Objective: Coronavirus (cov) disease soon and severely challenged the health community in many parts of the world. This infectious disease was produced by the newly discovered SARS-Cov-2 called Covid-19.
Materials and methods: In this study, all articles related to the effect of SARS, MERS, and cov-19 viruses on the female reproductive system from 2003 to 2021 were reviewed.
Results: The coronavirus enters the host cell by binding to the enzyme that is most abundant in the host lung. The corona or spike (S) protein of this virus is the main tool for binding to the receptor in the host cell membrane and facility the entrance of cov into the target cells. This receptor is the Angiotensin-Converting Enzyme-2 (ACE2), but the high expression of this receptor can be a mystery to increase infection in host cells. The overexpression of ACE2 in different tissues has a close connection to the severity of this viral infection. Infection in the female reproductive system requires more attention because it may affect the generation and future progeny by damaged gametes.
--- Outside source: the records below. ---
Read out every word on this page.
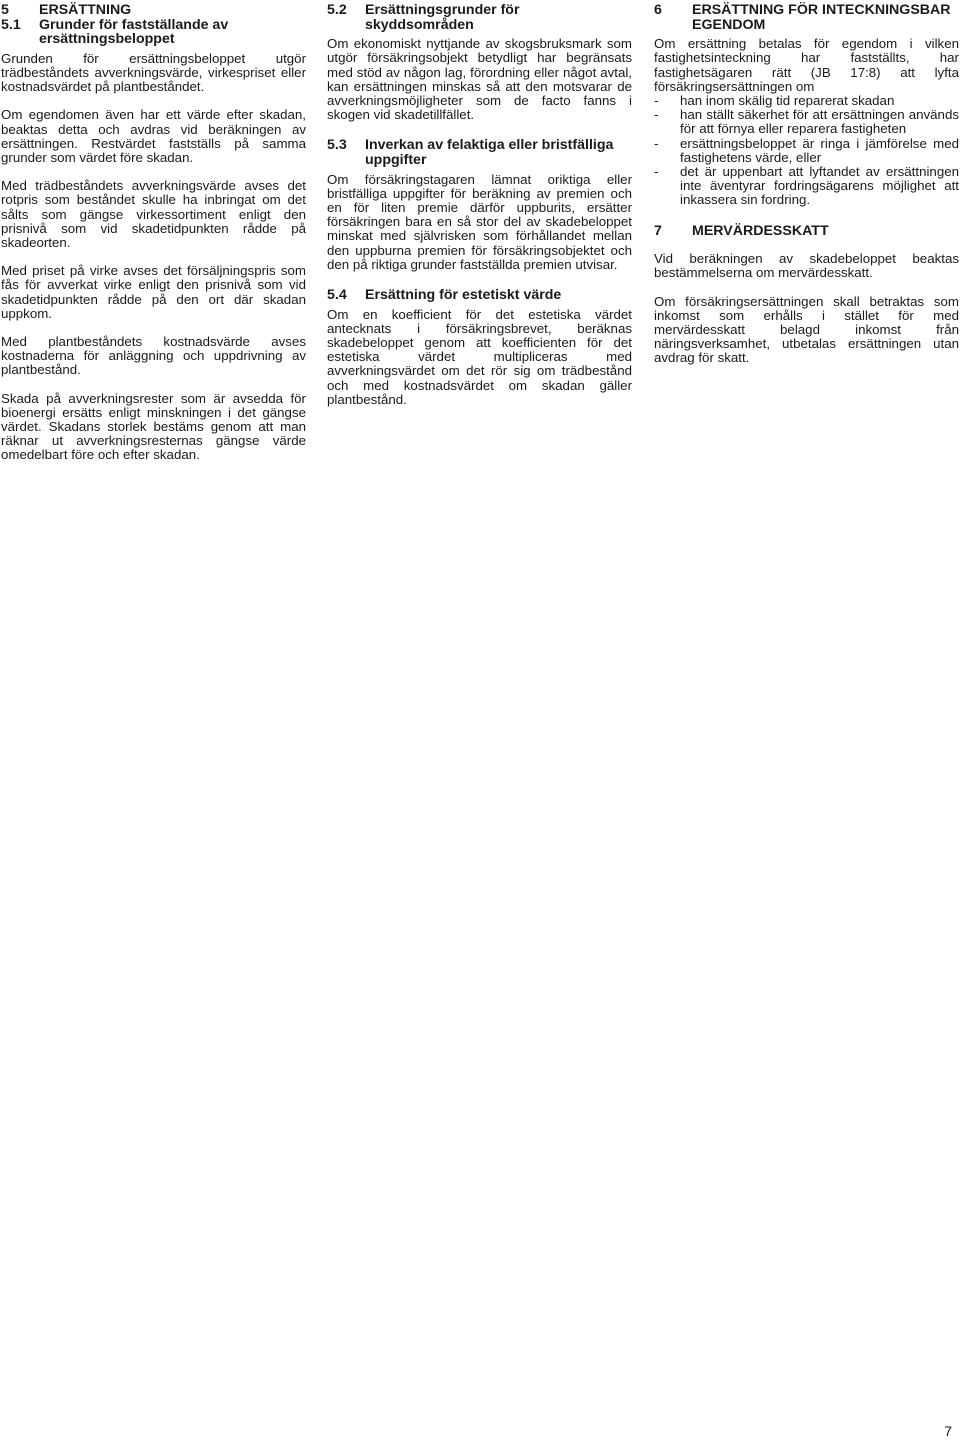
5	ERSÄTTNING
5.1	Grunder för fastställande av ersättningsbeloppet

Grunden för ersättningsbeloppet utgör trädbeståndets avverkningsvärde, virkespriset eller kostnadsvärdet på plantbeståndet.

Om egendomen även har ett värde efter skadan, beaktas detta och avdras vid beräkningen av ersättningen. Restvärdet fastställs på samma grunder som värdet före skadan.

Med trädbeståndets avverkningsvärde avses det rotpris som beståndet skulle ha inbringat om det sålts som gängse virkessortiment enligt den prisnivå som vid skadetidpunkten rådde på skadeorten.

Med priset på virke avses det försäljningspris som fås för avverkat virke enligt den prisnivå som vid skadetidpunkten rådde på den ort där skadan uppkom.

Med plantbeståndets kostnadsvärde avses kostnaderna för anläggning och uppdrivning av plantbestånd.

Skada på avverkningsrester som är avsedda för bioenergi ersätts enligt minskningen i det gängse värdet. Skadans storlek bestäms genom att man räknar ut avverkningsresternas gängse värde omedelbart före och efter skadan.

5.2	Ersättningsgrunder för skyddsområden

Om ekonomiskt nyttjande av skogsbruksmark som utgör försäkringsobjekt betydligt har begränsats med stöd av någon lag, förordning eller något avtal, kan ersättningen minskas så att den motsvarar de avverkningsmöjligheter som de facto fanns i skogen vid skadetillfället.

5.3	Inverkan av felaktiga eller bristfälliga uppgifter

Om försäkringstagaren lämnat oriktiga eller bristfälliga uppgifter för beräkning av premien och en för liten premie därför uppburits, ersätter försäkringen bara en så stor del av skadebeloppet minskat med självrisken som förhållandet mellan den uppburna premien för försäkringsobjektet och den på riktiga grunder fastställda premien utvisar.

5.4	Ersättning för estetiskt värde

Om en koefficient för det estetiska värdet antecknats i försäkringsbrevet, beräknas skadebeloppet genom att koefficienten för det estetiska värdet multipliceras med avverkningsvärdet om det rör sig om trädbestånd och med kostnadsvärdet om skadan gäller plantbestånd.

6	ERSÄTTNING FÖR INTECKNINGSBAR EGENDOM

Om ersättning betalas för egendom i vilken fastighetsinteckning har fastställts, har fastighetsägaren rätt (JB 17:8) att lyfta försäkringsersättningen om

-	han inom skälig tid reparerat skadan
-	han ställt säkerhet för att ersättningen används för att förnya eller reparera fastigheten
-	ersättningsbeloppet är ringa i jämförelse med fastighetens värde, eller
-	det är uppenbart att lyftandet av ersättningen inte äventyrar fordringsägarens möjlighet att inkassera sin fordring.
7	MERVÄRDESSKATT

Vid beräkningen av skadebeloppet beaktas bestämmelserna om mervärdesskatt.

Om försäkringsersättningen skall betraktas som inkomst som erhålls i stället för med mervärdesskatt belagd inkomst från näringsverksamhet, utbetalas ersättningen utan avdrag för skatt.

7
Conclusion: The purpose of this review was to investigate current cov knowledge by highlighting current signs of progress in the reproductive tract. The existing evidence proposes that ACE2 is widely expressed in the reproductive tract includes: ovary, uterus, vagina, and placenta. Can coronavirus affect the female reproductive functions via disturbing the modulation and regulating ACE2 hemostasis? Is the role of sex hormones in this process significant? The purpose of this review is to answer these questions.